Yo prefiero ejercer de «alegre». La alegría más volátil es la mía; cada trozo de calle o de ciudad es mi escenario, y yo soy la más cotizada vedette. Me sepulto bajo una montaña de lentejuelas y luces de mercurio, no vaya a ser que perezca ahogado por el peso de mis propias luces… Por esto, adoro las paradas de guaguas, los parques, las tiendas y los mercados, las colas de los cines. Eso sí, jamás he tenido un baño público en mi currículum. Soy demasiado hipocondríaca y romántica todavía.
Lo mío son las flores, la música —Barbra Streisand es mi ídolo—, los helados, y la playa con el sol, la espuma del mar y las gentes; sobre todo las gentes, ¡cielos! Casi casi desnudas. ¡Qué paisito éste! Es la isla mágica de los hombres lindos. Todo el mundo es bello. Por todas las partes me cercan y me devoran hombres jóvenes, fuertes, de todas las formas y colores. Son mamutes que te aplastan con tanta vitalidad. Me cercan —como «un collar de palpitantes ostras sexuales», diría Neruda—, pero tan pocos me pertenecen alguna vez. Porque si mirar es bueno, tocar es mejor.
Tocar: perecer. Un instante, un golpe de ala y a volar a lomos de un tiempo implacablemente epidérmico. ¡Qué manera de perjudicarnos!

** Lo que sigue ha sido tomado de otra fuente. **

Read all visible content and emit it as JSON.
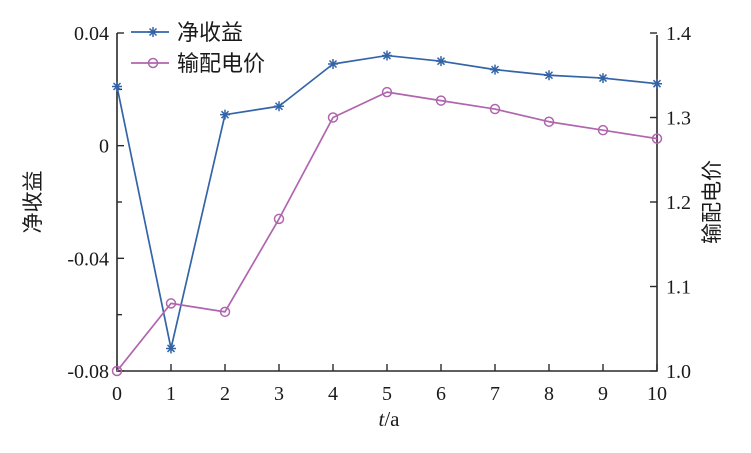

Pero en fin…
El caso es que me paro frente al espejo y me veo siempre y termino preguntando: ¿qué será de esta loca? ¿Qué puedo hacer contigo, Leslie Caron? ¿Por qué habré tenido que ser así? He intentado cambiar, pero no logro hallar nada que verdaderamente me interese. Nada ni nadie. La mayor parte de las gentes me inspira lástima; son vacíos, tan falsos; se mueven a través de los estrechos márgenes de los esquemas que les imponen. Yo he optado por esta esclavitud. No me he elegido a mí mismo, mas acepto las cartas servidas y hago mi juego mortal como cualquier otro. Es como el color de los ojos; no me gusta éste, sin embargo, no queda otra alternativa que utilizarlos para ver. ¡Y qué cosas he visto y veo!
He visto a un padre que trabaja demasiado y que «se reúne» todavía más; que cuando no pesca con los socios, anda con las queridas; un padre que jamás ha recordado qué día nacieron los hijos.

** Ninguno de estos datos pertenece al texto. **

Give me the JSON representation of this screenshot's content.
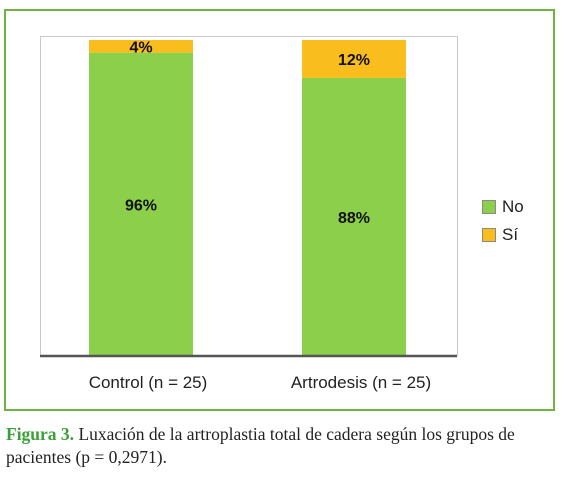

He visto a una madre que también trabaja como una mula; que se encarcela en su propia piel siempre atiborrada de coldcream; que cuando no sufre las machangadas del marido, pone al hijo a peinar sus pelucas y luego va a olvidar las penas. He visto a una hermana que se casa con un tipo sólo porque tiene una casa en Miramar y un carro y una videocasetera y un etcétera larguísimo; una hermana que se va y deja sin ajuar, casi desnuda, a la loca del hermano. ¡Y cómo la envidian todos! Sí, veo claramente.

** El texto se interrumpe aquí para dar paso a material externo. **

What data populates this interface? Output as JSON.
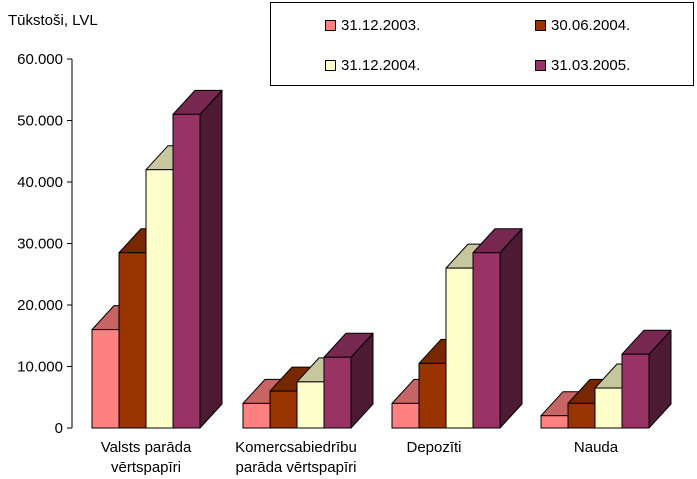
{
  "chart_data": {
    "type": "bar",
    "ylabel": "Tūkstoši, LVL",
    "ylim": [
      0,
      60000
    ],
    "y_ticks": [
      {
        "value": 0,
        "label": "0"
      },
      {
        "value": 10000,
        "label": "10.000"
      },
      {
        "value": 20000,
        "label": "20.000"
      },
      {
        "value": 30000,
        "label": "30.000"
      },
      {
        "value": 40000,
        "label": "40.000"
      },
      {
        "value": 50000,
        "label": "50.000"
      },
      {
        "value": 60000,
        "label": "60.000"
      }
    ],
    "categories": [
      {
        "line1": "Valsts parāda",
        "line2": "vērtspapīri"
      },
      {
        "line1": "Komercsabiedrību",
        "line2": "parāda vērtspapīri"
      },
      {
        "line1": "Depozīti",
        "line2": ""
      },
      {
        "line1": "Nauda",
        "line2": ""
      }
    ],
    "series": [
      {
        "name": "31.12.2003.",
        "color": "#FF8080",
        "values": [
          16000,
          4000,
          4000,
          2000
        ]
      },
      {
        "name": "30.06.2004.",
        "color": "#993300",
        "values": [
          28500,
          6000,
          10500,
          4000
        ]
      },
      {
        "name": "31.12.2004.",
        "color": "#FFFFCC",
        "values": [
          42000,
          7500,
          26000,
          6500
        ]
      },
      {
        "name": "31.03.2005.",
        "color": "#993366",
        "values": [
          51000,
          11500,
          28500,
          12000
        ]
      }
    ],
    "legend_position": "top-right",
    "grid": false
  }
}
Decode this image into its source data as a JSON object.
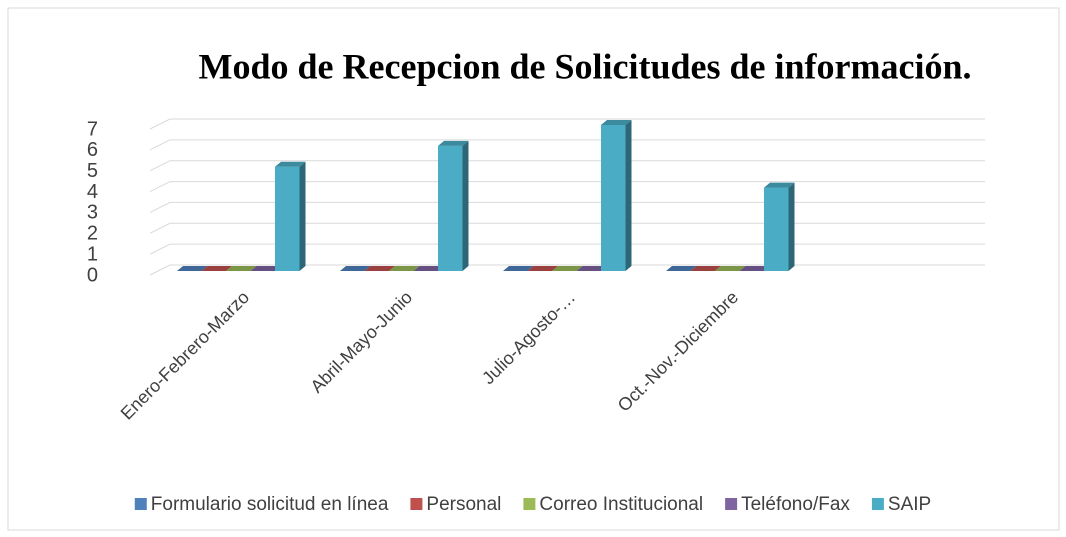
{
  "chart_data": {
    "type": "bar3d",
    "title": "Modo de Recepcion de Solicitudes de información.",
    "categories": [
      "Enero-Febrero-Marzo",
      "Abril-Mayo-Junio",
      "Julio-Agosto-…",
      "Oct.-Nov.-Diciembre"
    ],
    "series": [
      {
        "name": "Formulario solicitud en línea",
        "color": "#4f81bd",
        "values": [
          0,
          0,
          0,
          0
        ]
      },
      {
        "name": "Personal",
        "color": "#c0504d",
        "values": [
          0,
          0,
          0,
          0
        ]
      },
      {
        "name": "Correo Institucional",
        "color": "#9bbb59",
        "values": [
          0,
          0,
          0,
          0
        ]
      },
      {
        "name": "Teléfono/Fax",
        "color": "#8064a2",
        "values": [
          0,
          0,
          0,
          0
        ]
      },
      {
        "name": "SAIP",
        "color": "#4bacc6",
        "values": [
          5,
          6,
          7,
          4
        ]
      }
    ],
    "ylim": [
      0,
      7
    ],
    "yticks": [
      0,
      1,
      2,
      3,
      4,
      5,
      6,
      7
    ],
    "grid": true,
    "legend": "bottom"
  }
}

Y veré a un pobre pájaro alicaído, arrugado, solo, sin familia ni amigos reales; tal vez, rodeado de algunos cómplices tan fantasmas y viejos como él. Un pájaro esperando que algún día termine esta concatenación de muertes cotidianas a las que se ha sometido. No me hipoteco el futuro ni dramatizo y ojalá que no sea del todo así. Pero: ¿qué hacer? ¿Qué golpe milagroso podría cambiar el curso de estas visiones?
Y hay veces que mando al carajo la fobia a las arrugas y me dejo cobrar un precio exorbitante y —créanme— lloro y lloro como una niña. Sí, amanezco frío y lluvioso, y me vengo, así, de la utilería tan perfecta de un día cálido y soleado y de las realidades sádicas…
Y si alguien preguntara: «¿Por qué llora Leslie Caron?», sólo respondería: «Porque la vida es una cabrona».